Roglič already has a stage win to his name in this year’s race and goes into the second week of racing with a 21-second lead over defending champion Egan Bernal (Ineos Grenadiers). Five more riders sit within 45 seconds of the maillot jaune, the most dangerous perhaps being Tadej Pogačar (UAE Team Emirates), who won stage 9 and looks to be at least on par with Roglič in terms of climbing ability at this point in the race.

“It’s our goal to have yellow in Paris, but with our performance and the way of racing we’ve showed as a team we actually deserve it right now. I’m really happy and proud to be wearing the yellow jersey,” a relaxed Roglič told the media on the first rest day of the Tour. 

“There are still some stages to come in front of us. With all the guys we’re super motivated for the days to come but it’s still just the start of the Tour. More things will happen, especially with the start of this week and then we’ll finalise the whole picture in the third week after the time trial at La Planche des Belles Filles,” Roglič said.

The 36km time trial on stage 20 is still almost a fortnight away and almost every stage between now and the final individual test is a possible day for the GC contenders. And as Roglič knows, the race can change in the blink of an eye. 

The Jumbo-Visma leader crashed while leading the Critérium du Dauphiné last month and was forced to abandon the next day. The injuries from his fall almost took him out of the Tour even before the race began, with the Slovenian admitting that he only made the final call to head to Nice a few days before the Grand Départ.
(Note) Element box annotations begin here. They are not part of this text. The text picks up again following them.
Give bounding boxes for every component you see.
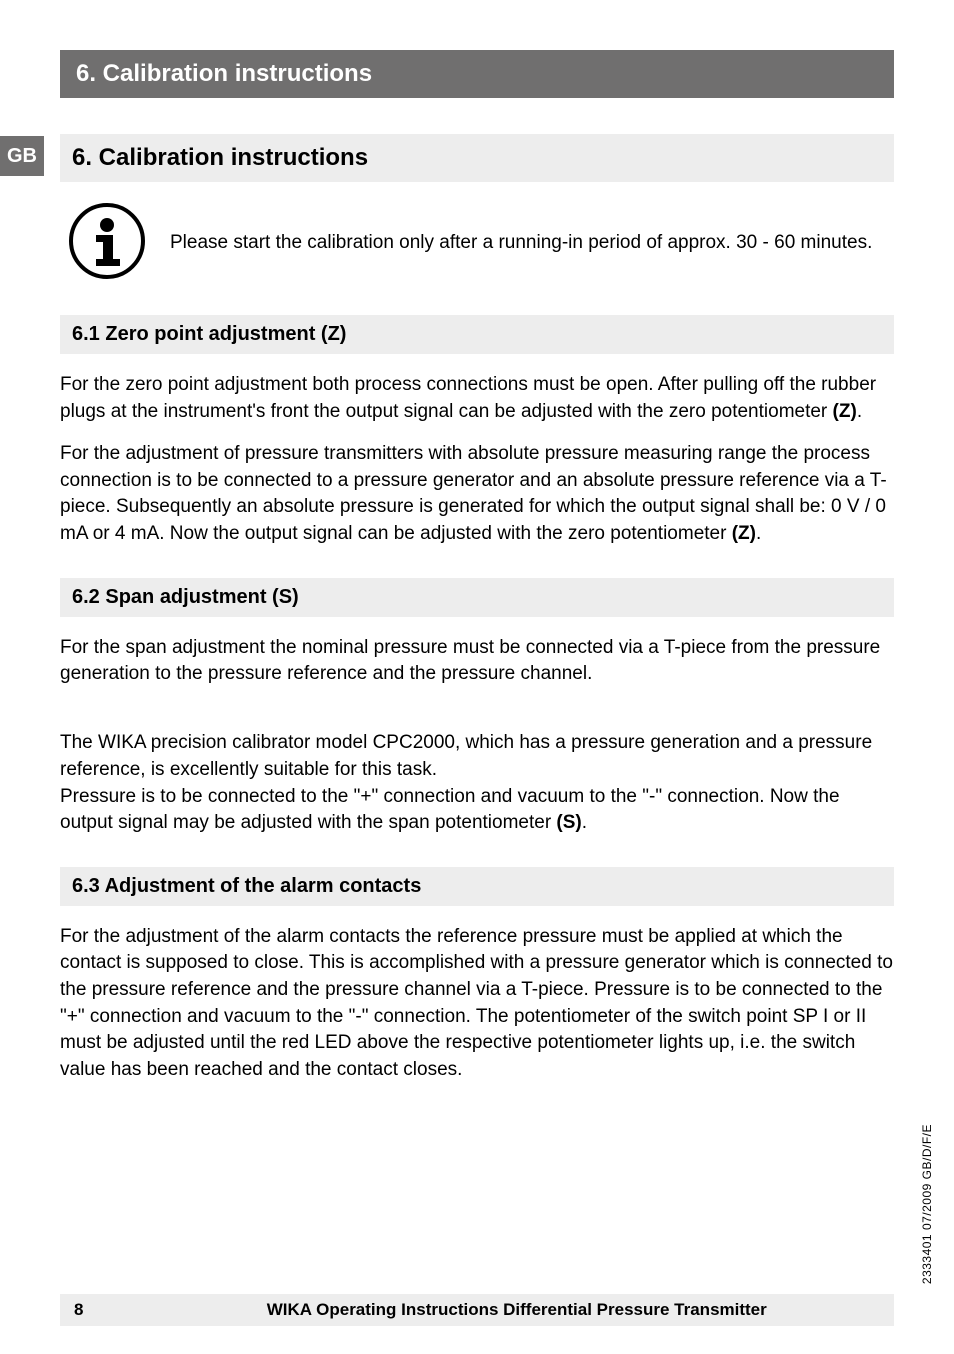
footer-inner: 8 WIKA Operating Instructions Differenti… (60, 1294, 894, 1326)
text-segment: For the span adjustment the nominal pres… (60, 637, 880, 685)
subsection-6-2-bar: 6.2 Span adjustment (S) (60, 578, 894, 617)
text-segment: For the adjustment of pressure transmitt… (60, 443, 887, 544)
document-code-vertical: 2333401 07/2009 GB/D/F/E (920, 1124, 934, 1284)
text-segment: The WIKA precision calibrator model CPC2… (60, 732, 872, 833)
paragraph-6-2-b: The WIKA precision calibrator model CPC2… (60, 704, 894, 837)
subsection-6-3-title: 6.3 Adjustment of the alarm contacts (72, 875, 421, 897)
text-bold: (Z) (833, 401, 857, 422)
chapter-header-bar: 6. Calibration instructions (60, 50, 894, 98)
chapter-header-text: 6. Calibration instructions (76, 60, 372, 87)
paragraph-6-1-a: For the zero point adjustment both proce… (60, 372, 894, 425)
subsection-6-3-bar: 6.3 Adjustment of the alarm contacts (60, 867, 894, 906)
text-bold: (Z) (732, 523, 756, 544)
info-note-row: Please start the calibration only after … (60, 202, 894, 285)
subsection-6-1-title: 6.1 Zero point adjustment (Z) (72, 323, 346, 345)
text-segment: . (857, 401, 862, 422)
text-segment: . (582, 812, 587, 833)
subsection-6-1-bar: 6.1 Zero point adjustment (Z) (60, 315, 894, 354)
page-container: 6. Calibration instructions 6. Calibrati… (0, 0, 954, 1354)
footer-document-title: WIKA Operating Instructions Differential… (153, 1300, 880, 1320)
paragraph-6-1-b: For the adjustment of pressure transmitt… (60, 441, 894, 547)
paragraph-6-3: For the adjustment of the alarm contacts… (60, 924, 894, 1084)
footer-page-number: 8 (74, 1300, 83, 1320)
paragraph-6-2-a: For the span adjustment the nominal pres… (60, 635, 894, 688)
subsection-6-2-title: 6.2 Span adjustment (S) (72, 586, 299, 608)
footer-bar: 8 WIKA Operating Instructions Differenti… (0, 1294, 954, 1326)
info-note-text: Please start the calibration only after … (170, 230, 872, 257)
section-title-text: 6. Calibration instructions (72, 144, 368, 171)
section-title-bar: 6. Calibration instructions (60, 134, 894, 182)
text-bold: (S) (556, 812, 581, 833)
text-segment: For the adjustment of the alarm contacts… (60, 926, 893, 1080)
text-segment: . (756, 523, 761, 544)
info-icon (68, 202, 146, 285)
text-segment: For the zero point adjustment both proce… (60, 374, 876, 422)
“The crash in the Dauphiné wasn’t the way that I planned things coming into the Tour because I had a lot of pain. After a few days it’s normally okay but I had to make a last-minute decision, last Tuesday, that I would go to the Tour. I was then confident entering the Tour, that, sure with some luck, I could come through the first few days, but it’s getting better and everything has gone perfectly,” Roglič said.

Jumbo-Visma have been the dominant team in this year’s race, even after Tom Dumoulin sacrificed his chances for Roglič’s cause, and the race leader was at pains to stress that a Tour win was a collective effort. At the same time, Pogačar’s performances in the Pyrenees showed that this race is far from over, and while rivals have dropped out of contention, there are still plenty of threats facing Jumbo-Visma. 

“As a team we talked about our roles from the winter onwards and we all want to do our part in achieving the yellow jersey. It’s not just on me or Tom, or the other guys or the coaches,” Roglič continued.

“For sure we’ll do our best to defend the yellow jersey but the main thing is about focus, concentration, staying healthy and doing our work. The most important thing is to focus on tasks each day, maybe it will be a bigger challenge now that we have the jersey.”

After losing time in the crosswinds on stage 7, Pogačar’s GC charge is looming large on the horizon. He was the strongest climber in the Pyrenees and has dragged himself back into contention. Roglič had the better of his compatriot during last year’s Vuelta a España but a year on from that encounter this could be a much closer affair.

“In the Pyrenees he was one of the strongest guys. When he went alone no one could really follow him and then on the second day that he won he was also really strong," Roglič said about is fellow countryman Pogačar. 

"For me it’s still beautiful to see two guys from Slovenia riding their bikes hard here in France. It’s crazy to have a nation of two million people and then the two best riders in the world. He’s a super nice guy but that doesn’t mean we say ‘today you win, today I win.’ There’s just big respect.”